Sent to Japan in 1890 on commission for an American publisher, Hearn found that country so attractive that he decided to spend the rest of his life there. For a while he taught English in the town of Matsue, where in 1891 he married Setsu Koizumi. Partly to avoid legal difficulties, he became a Japanese citizen, adopting the name Yakumo Koizumi; he also became a Buddhist.

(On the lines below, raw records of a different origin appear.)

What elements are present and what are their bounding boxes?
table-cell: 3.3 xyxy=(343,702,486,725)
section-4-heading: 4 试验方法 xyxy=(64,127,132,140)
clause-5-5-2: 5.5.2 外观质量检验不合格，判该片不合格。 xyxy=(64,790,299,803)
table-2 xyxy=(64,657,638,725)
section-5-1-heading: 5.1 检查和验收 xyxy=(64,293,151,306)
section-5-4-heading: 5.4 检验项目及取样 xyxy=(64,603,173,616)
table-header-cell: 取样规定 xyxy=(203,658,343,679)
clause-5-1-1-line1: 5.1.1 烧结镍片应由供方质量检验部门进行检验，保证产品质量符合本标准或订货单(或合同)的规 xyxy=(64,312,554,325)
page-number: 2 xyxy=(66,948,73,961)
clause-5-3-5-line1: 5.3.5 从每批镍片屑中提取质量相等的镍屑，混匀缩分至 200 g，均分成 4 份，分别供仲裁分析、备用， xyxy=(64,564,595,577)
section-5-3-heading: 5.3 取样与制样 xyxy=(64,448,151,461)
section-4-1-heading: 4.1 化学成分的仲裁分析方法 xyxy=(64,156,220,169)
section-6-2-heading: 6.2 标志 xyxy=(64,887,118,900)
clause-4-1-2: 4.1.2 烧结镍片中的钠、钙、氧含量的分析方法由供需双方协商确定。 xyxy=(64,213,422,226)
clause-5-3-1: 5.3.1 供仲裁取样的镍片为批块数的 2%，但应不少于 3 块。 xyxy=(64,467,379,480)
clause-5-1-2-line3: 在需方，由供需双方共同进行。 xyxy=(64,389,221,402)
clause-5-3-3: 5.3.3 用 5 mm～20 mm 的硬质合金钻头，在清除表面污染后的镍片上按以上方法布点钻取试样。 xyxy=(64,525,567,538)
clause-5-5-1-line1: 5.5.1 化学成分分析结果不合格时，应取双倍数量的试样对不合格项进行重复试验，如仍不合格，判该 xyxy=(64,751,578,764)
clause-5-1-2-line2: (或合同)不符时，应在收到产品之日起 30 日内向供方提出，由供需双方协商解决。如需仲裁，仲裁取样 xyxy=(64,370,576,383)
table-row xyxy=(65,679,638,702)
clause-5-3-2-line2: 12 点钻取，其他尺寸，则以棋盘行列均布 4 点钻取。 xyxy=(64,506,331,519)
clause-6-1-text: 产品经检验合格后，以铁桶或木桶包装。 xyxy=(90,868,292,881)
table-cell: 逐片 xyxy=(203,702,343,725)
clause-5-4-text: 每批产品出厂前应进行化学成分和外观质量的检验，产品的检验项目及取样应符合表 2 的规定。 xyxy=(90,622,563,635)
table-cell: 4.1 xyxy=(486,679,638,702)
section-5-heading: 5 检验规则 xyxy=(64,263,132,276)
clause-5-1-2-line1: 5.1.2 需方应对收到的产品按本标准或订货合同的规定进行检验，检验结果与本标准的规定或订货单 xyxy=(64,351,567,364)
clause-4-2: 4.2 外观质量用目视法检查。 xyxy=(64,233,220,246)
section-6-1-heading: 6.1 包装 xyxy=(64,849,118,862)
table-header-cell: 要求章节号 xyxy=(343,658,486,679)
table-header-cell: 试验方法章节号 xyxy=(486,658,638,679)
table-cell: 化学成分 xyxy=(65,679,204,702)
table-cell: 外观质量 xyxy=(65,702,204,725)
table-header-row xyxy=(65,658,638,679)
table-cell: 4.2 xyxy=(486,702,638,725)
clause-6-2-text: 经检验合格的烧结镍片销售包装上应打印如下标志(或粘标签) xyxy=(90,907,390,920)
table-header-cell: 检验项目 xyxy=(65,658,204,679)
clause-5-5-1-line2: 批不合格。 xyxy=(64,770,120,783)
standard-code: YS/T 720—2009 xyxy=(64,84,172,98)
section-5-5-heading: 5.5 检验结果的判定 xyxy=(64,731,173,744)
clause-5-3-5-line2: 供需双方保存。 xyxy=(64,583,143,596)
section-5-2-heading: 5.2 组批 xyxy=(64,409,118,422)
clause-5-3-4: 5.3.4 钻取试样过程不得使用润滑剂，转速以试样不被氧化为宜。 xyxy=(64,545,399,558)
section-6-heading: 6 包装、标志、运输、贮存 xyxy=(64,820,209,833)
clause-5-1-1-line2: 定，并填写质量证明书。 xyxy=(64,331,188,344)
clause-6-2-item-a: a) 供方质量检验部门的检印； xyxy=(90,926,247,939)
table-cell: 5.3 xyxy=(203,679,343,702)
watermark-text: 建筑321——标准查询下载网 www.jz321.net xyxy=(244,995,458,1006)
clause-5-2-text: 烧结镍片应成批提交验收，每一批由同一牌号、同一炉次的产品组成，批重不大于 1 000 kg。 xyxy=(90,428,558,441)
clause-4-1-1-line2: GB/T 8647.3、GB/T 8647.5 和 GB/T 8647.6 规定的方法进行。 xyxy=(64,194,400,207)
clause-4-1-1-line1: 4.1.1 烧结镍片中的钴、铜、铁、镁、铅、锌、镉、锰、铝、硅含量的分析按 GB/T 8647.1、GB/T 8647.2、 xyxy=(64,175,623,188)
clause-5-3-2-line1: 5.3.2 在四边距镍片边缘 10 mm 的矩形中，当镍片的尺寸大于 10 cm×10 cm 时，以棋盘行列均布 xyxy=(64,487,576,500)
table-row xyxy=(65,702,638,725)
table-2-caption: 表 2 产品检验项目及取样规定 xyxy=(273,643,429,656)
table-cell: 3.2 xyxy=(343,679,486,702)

Hearn was called to lecture at Tokyo Imperial University in 1896 and occupied its chair of English literature until 1903. His courses on English and American literature had a profound influence on his Japanese students, and after his death a series of volumes containing his lectures was published in the United States and Japan. His students also produced a translation of all of his writings (18 vols., 1926). During his last years Hearn was saddened to see his adopted country embracing materialism, and he foresaw with anxiety the approaching conflict between Japan and the West. He died in Okubo (now part of Tokyo) on Sept. 26, 1904.



Hearn’s first book, One of Cleopatra’s Nights (1882), contains translations of six stories by Théophile Gautier. It was followed by Stray Leaves from Strange Literatures (1884), a collection of stories from Oriental literature, and by Some Chinese Ghosts (1887), a set of highly finished Oriental legends. In 1887 appeared his first novel, Chita: A Memory of Last Island; his next novel was Youma (1890), which deals with a young slave girl’s devotion to her master’s family. From 1887 to 1889, Hearn had lived in Martinique, and Two Years in the French West Indies (1890) contains sketches of this experience.

Hearn wrote 12 books during his residence in Japan. Many of these deal with Japanese poetry, folklore, and ghost stories. Others record his impressions of Japan; these include Glimpses of Unfamiliar Japan (1894), based on his Matsue period, and Out of the East (1895), which treats of Kyushu. Hearn completed his most penetrating book, Japan: An Attempt at Interpretation, just before he died.

Influenced by the Buddhist doctrine of karma and Herbert Spencer’s philosophy, Hearn sought through mysticism a unification of the East and the West. His works on Japan reflect a love of the common people and of the traditional way of life. A sensitive stylist and master of simple description, Hearn introduced Japanese studies to the Western world. He also promoted the study of Occidental literature in Japan.